地域から自然資本と経済の好循環を生み出す「生物多様性保全総合指数(BCCI)」の研究開発を始動
本件のポイント
世界的潮流の「ネイチャーポジティブ(自然再興)」では、生態系の機能を保全し育てることが求められる。その実現には「地域固有のもの」である生物多様性を適切に評価する“自然のものさし”が重要
滋賀県をフィールドに学術機関・地域金融機関・地域事業者が連携し、ローカルで実効性のある「生物多様性保全総合指数(BCCI)」の研究開発プロジェクトに着手
経済・社会活動の現場での実証と評価を行い、滋賀県から自然資本と経済資本の連携実現をめざす
本件の概要
このたび、龍谷大学・公益財団法人東近江三方よし基金・株式会社滋賀銀行の三者は連携し、生物多様性保全の実効性を可視化する「生物多様性保全総合指数(BCCI: Biodiversity Conservation Composite Index)」の研究開発プロジェクトを滋賀県で本格始動します。本プロジェクトの目標は、世界的な潮流である「ネイチャーポジティブ(自然再興)」の実現に向けて、地域に根ざした生物多様性の保全と社会・経済活動を結びつける革新的な総合指数(1)の開発です。
実施にあたっては滋賀県の「大学連携研究プロジェクト事業研究業務」の委託を受け、2025年6月〜2026年3月にかけて基盤情報の整理と情報収集体制の構築を行います。
プロジェクトの全体像
プロジェクトの背景と目的
現在、2030年までの達成に向けて世界各国で「ネイチャーポジティブ」—生物多様性の損失を食い止め、回復軌道に乗せる取り組み—に関する取り組みが急速に進んでいます。日本においても上場企業を中心にTNFD(自然関連財務情報開示タスクフォース)レポートの開示が進むと同時に投融資の判断材料となるなど、企業活動の基盤となる自然を守り回復させることに関心が高まっています。

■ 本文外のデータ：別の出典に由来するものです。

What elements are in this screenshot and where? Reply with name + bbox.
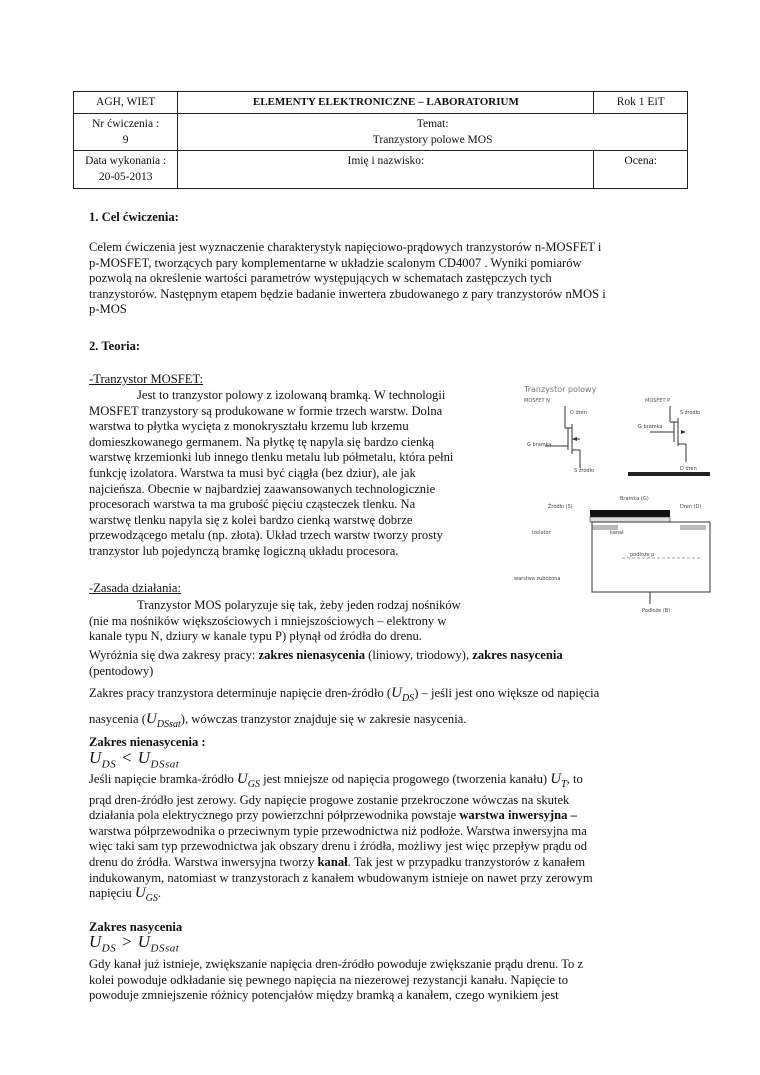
text-line: przewodzącego metalu (np. złota). Układ trzech warstw tworzy prosty (89, 528, 443, 543)
text-line (89, 855, 679, 871)
text-run: ), wówczas tranzystor znajduje się w zakresie nasycenia. (180, 712, 467, 726)
operator: > (116, 932, 138, 951)
text-line: procesorach warstwa ta ma grubość pięciu cząsteczek tlenku. Na (89, 497, 416, 512)
text-line (89, 772, 679, 793)
text-line: p-MOS (89, 302, 127, 317)
bold-term: zakres nasycenia (472, 648, 563, 662)
figure-title: Tranzystor polowy (524, 385, 597, 394)
mosfet-figure (510, 384, 715, 614)
text-line: kolei powoduje odkładanie się pewnego napięcia na niezerowej rezystancji kanału. Napięcie to (89, 972, 569, 987)
symbol-letter: U (236, 771, 248, 787)
operator: < (116, 748, 138, 767)
text-line: p-MOSFET, tworzących pary komplementarne w układzie scalonym CD4007 . Wyniki pomiarów (89, 255, 582, 270)
text-line (89, 709, 679, 735)
oxide-label: izolator (532, 530, 551, 536)
gate-pin-label: Bramka (G) (620, 496, 649, 502)
date-cell (74, 151, 178, 189)
nmos-arrow (572, 437, 577, 441)
text-line: warstwa półprzewodnika o przeciwnym typie przewodnictwa niż podłoże. Warstwa inwersyjna ma (89, 823, 587, 838)
symbol-letter: U (137, 748, 151, 767)
saturation-condition (89, 934, 679, 957)
text-line: Tranzystor MOS polaryzuje się tak, żeby jeden rodzaj nośników (137, 598, 461, 612)
text-line: powoduje zmniejszenie różnicy potencjałów między bramką a kanałem, czego wynikiem jest (89, 988, 559, 1003)
mosfet-paragraph (89, 388, 499, 560)
bold-term: kanał (317, 854, 348, 869)
exercise-label: Nr ćwiczenia : (92, 118, 160, 130)
modes-paragraph (89, 648, 679, 679)
text-run: (liniowy, triodowy), (365, 648, 473, 662)
bold-term: zakres nienasycenia (258, 648, 365, 662)
text-line: Jest to tranzystor polowy z izolowaną bramką. W technologii (137, 388, 446, 402)
symbol-subscript: DSsat (150, 942, 180, 955)
text-line (89, 648, 679, 664)
figure-left-caption: MOSFET N (524, 398, 550, 404)
text-line (89, 886, 679, 907)
symbol-subscript: DS (401, 693, 415, 704)
exercise-number: 9 (122, 134, 129, 146)
drain-contact (680, 525, 706, 530)
depletion-note: warstwa zubożona (514, 576, 561, 582)
section-linear-title: Zakres nienasycenia : (89, 735, 206, 749)
text-line: (nie ma nośników większościowych i mniejszościowych – elektrony w (89, 613, 447, 628)
text-run: działania pola elektrycznego przy powierzchni półprzewodnika powstaje (89, 808, 460, 823)
saturation-paragraph (89, 957, 679, 1004)
udssat-symbol (146, 711, 181, 730)
topic-cell (178, 114, 688, 151)
text-line: warstwę tlenku napyla się z kolei bardzo cienką warstwę dobrze (89, 512, 413, 527)
symbol-letter: U (391, 685, 402, 701)
text-run: nasycenia ( (89, 712, 146, 726)
vds-paragraph (89, 683, 679, 735)
text-run: Jeśli napięcie bramka-źródło (89, 772, 237, 786)
text-run: drenu do źródła. Warstwa inwersyjna tworzy (89, 854, 318, 869)
text-line: najcieńsza. Obecnie w najbardziej zaawansowanych technologicznie (89, 481, 436, 496)
drain-pin-label: Dren (D) (680, 504, 702, 510)
text-line: MOSFET tranzystory są produkowane w formie trzech warstw. Dolna (89, 403, 443, 418)
subsection-principle: -Zasada działania: (89, 581, 181, 595)
nmos-gate-label: G bramka (527, 442, 552, 448)
substrate-label: podłoże p (630, 552, 655, 558)
text-line: więc taki sam typ przewodnictwa jak obszary drenu i źródła, możliwy jest więc przepływ prądu od (89, 839, 587, 854)
text-line: Gdy kanał już istnieje, zwiększanie napięcia dren-źródło powoduje zwiększanie prądu drenu. To z (89, 957, 584, 971)
figure-bar (628, 472, 710, 476)
text-line: pozwolą na określenie wartości parametrów występujących w schematach zastępczych tych (89, 271, 552, 286)
text-run: ) – jeśli jest ono większe od napięcia (414, 686, 600, 700)
text-line: (pentodowy) (89, 663, 154, 678)
year-cell: Rok 1 EiT (594, 92, 688, 114)
linear-paragraph (89, 772, 679, 907)
symbol-subscript: GS (145, 893, 158, 905)
text-line: warstwa to płytka wycięta z monokryształu krzemu lub krzemu (89, 419, 409, 434)
text-line: indukowanym, natomiast w tranzystorach z kanałem wbudowanym istnieje on nawet przy zerowym (89, 870, 593, 885)
text-line: tranzystor lub pojedynczą bramkę logiczną układu procesora. (89, 543, 399, 558)
date-label: Data wykonania : (85, 155, 167, 167)
symbol-letter: U (89, 748, 102, 767)
nmos-source-label: S źródło (574, 468, 595, 474)
symbol-letter: U (146, 711, 157, 727)
text-line: warstwę krzemionki lub innego tlenku metalu lub półmetalu, która pełni (89, 450, 454, 465)
source-pin-label: Źródło (S) (548, 504, 573, 510)
oxide-layer (590, 517, 670, 522)
topic-value: Tranzystory polowe MOS (372, 134, 493, 146)
symbol-letter: U (137, 932, 151, 951)
text-run: , to (566, 772, 583, 786)
section-1-text (89, 240, 679, 318)
bold-term: warstwa inwersyjna – (459, 808, 577, 823)
symbol-subscript: DS (101, 942, 117, 955)
principle-paragraph (89, 598, 514, 645)
symbol-subscript: T (561, 779, 567, 790)
ut-symbol (550, 771, 567, 790)
ugs-symbol (134, 885, 158, 905)
symbol-letter: U (134, 885, 146, 902)
symbol-subscript: DSsat (156, 719, 181, 730)
symbol-letter: U (89, 932, 102, 951)
name-cell: Imię i nazwisko: (178, 151, 594, 189)
header-table (73, 91, 688, 189)
text-run: jest mniejsze od napięcia progowego (tworzenia kanału) (260, 772, 551, 786)
ugs-symbol (236, 771, 260, 790)
section-saturation-title: Zakres nasycenia (89, 920, 183, 934)
text-line (89, 683, 679, 709)
grade-cell: Ocena: (594, 151, 688, 189)
text-line: tranzystorów. Następnym etapem będzie badanie inwertera zbudowanego z pary tranzystorów nMOS i (89, 286, 606, 301)
topic-label: Temat: (416, 118, 449, 130)
text-run: . Tak jest w przypadku tranzystorów z kanałem (347, 854, 586, 869)
section-1-title: 1. Cel ćwiczenia: (89, 210, 179, 224)
symbol-subscript: GS (247, 779, 260, 790)
gate-metal (590, 510, 670, 517)
course-cell: ELEMENTY ELEKTRONICZNE – LABORATORIUM (178, 92, 594, 114)
text-line: domieszkowanego germanem. Na płytkę tę napyla się bardzo cienką (89, 434, 435, 449)
text-line (89, 808, 679, 824)
text-run: napięciu (89, 886, 135, 901)
exercise-cell (74, 114, 178, 151)
text-line: kanale typu N, dziury w kanale typu P) płynął od źródła do drenu. (89, 629, 422, 644)
pmos-drain-label: D dren (680, 466, 697, 472)
section-2-title: 2. Teoria: (89, 339, 141, 353)
text-run: Zakres pracy tranzystora determinuje napięcie dren-źródło ( (89, 686, 392, 700)
text-run: Wyróżnia się dwa zakresy pracy: (89, 648, 259, 662)
org-cell: AGH, WIET (74, 92, 178, 114)
text-run: . (157, 886, 162, 901)
subsection-mosfet: -Tranzystor MOSFET: (89, 372, 204, 386)
pmos-arrow (681, 430, 686, 434)
symbol-letter: U (550, 771, 562, 787)
channel-label: kanał (610, 530, 624, 536)
pmos-source-label: S źródło (680, 410, 701, 416)
text-line: funkcję izolatora. Warstwa ta musi być ciągła (bez dziur), ale jak (89, 465, 416, 480)
text-line: Celem ćwiczenia jest wyznaczenie charakterystyk napięciowo-prądowych tranzystorów n-MOSFET i (89, 240, 602, 254)
symbol-subscript: DS (101, 758, 117, 771)
nmos-drain-label: D dren (570, 410, 587, 416)
uds-symbol (391, 685, 415, 704)
symbol-subscript: DSsat (150, 758, 180, 771)
bulk-label: Podłoże (B) (642, 608, 671, 614)
linear-condition (89, 750, 679, 773)
date-value: 20-05-2013 (98, 171, 153, 183)
text-line: prąd dren-źródło jest zerowy. Gdy napięcie progowe zostanie przekroczone wówczas na skutek (89, 792, 570, 807)
pmos-gate-label: G bramka (638, 424, 663, 430)
figure-right-caption: MOSFET P (645, 398, 671, 404)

しかしながら、その進捗を測るための明確な数値的・指標的な基準が欠如していることが、政策立案や企業行動の障壁となっています。とりわけ生物多様性は地域ごとに状況が異なるため、ローカルで実行可能かつ社会に受け入れられる柔軟な指標設計が不可欠です。
そこで本研究では、滋賀県が2024年3月に策定した「生物多様性しが戦略2024」(2)に基づき、地域の生態系と社会経済の双方に資する形で、実行力と応用力を兼ね備えた新たな総合指数の開発をめざします。
プロジェクトの概要
本プロジェクトでは、以下の3ステップにより、「生物多様性保全総合指数(BCCI)」の開発・実証・評価を進めます。
1. 指標に求められる要件の抽出・設計
・利用場面(環境対応型預金、SIB、TNFDなど)に応じた柔軟で現実的な指標要件を整理
・住民や企業が理解・納得できる指標イメージを構築
2. 基盤情報の収集と総合指数の開発
・環境DNA調査などを通じて、生態系の健全性や構造的多様性まで捉える多面的なデータを収集
・微生物から大型野生動物、昆虫群集などを対象に、既存データと新たな調査データを統合
3. 経済・社会活動の現場での実証と評価
・滋賀銀行の環境対応型の金融商品開発、東近江三方よし基金の地域事業等と連携し、実際の経済・社会活動における指標の適用性を評価
・開発した指標を活用し、フィードバックを通じて洗練
プロジェクトの連携体制
生物多様性の研究を推進し、2027年4月には環境サステナビリティ学部(仮称)※を設置する龍谷大学・地域とその環境を守るという視点から、様々な社会課題解決事業を実践してきた公益財団法人東近江三方よし基金・地球環境との共存共栄を理念に、環境分野での金融商品開発により業界をリードしてきた株式会社滋賀銀行の三者の間では、これまでも長期的な連携を見据えた議論や協働を展開してきました。滋賀県において近未来のネイチャーポジティブ社会に求められる生物多様性保全指標を高次のレベルで議論・開発・実証研究するためには最良の連携チームが組織されたと考えています。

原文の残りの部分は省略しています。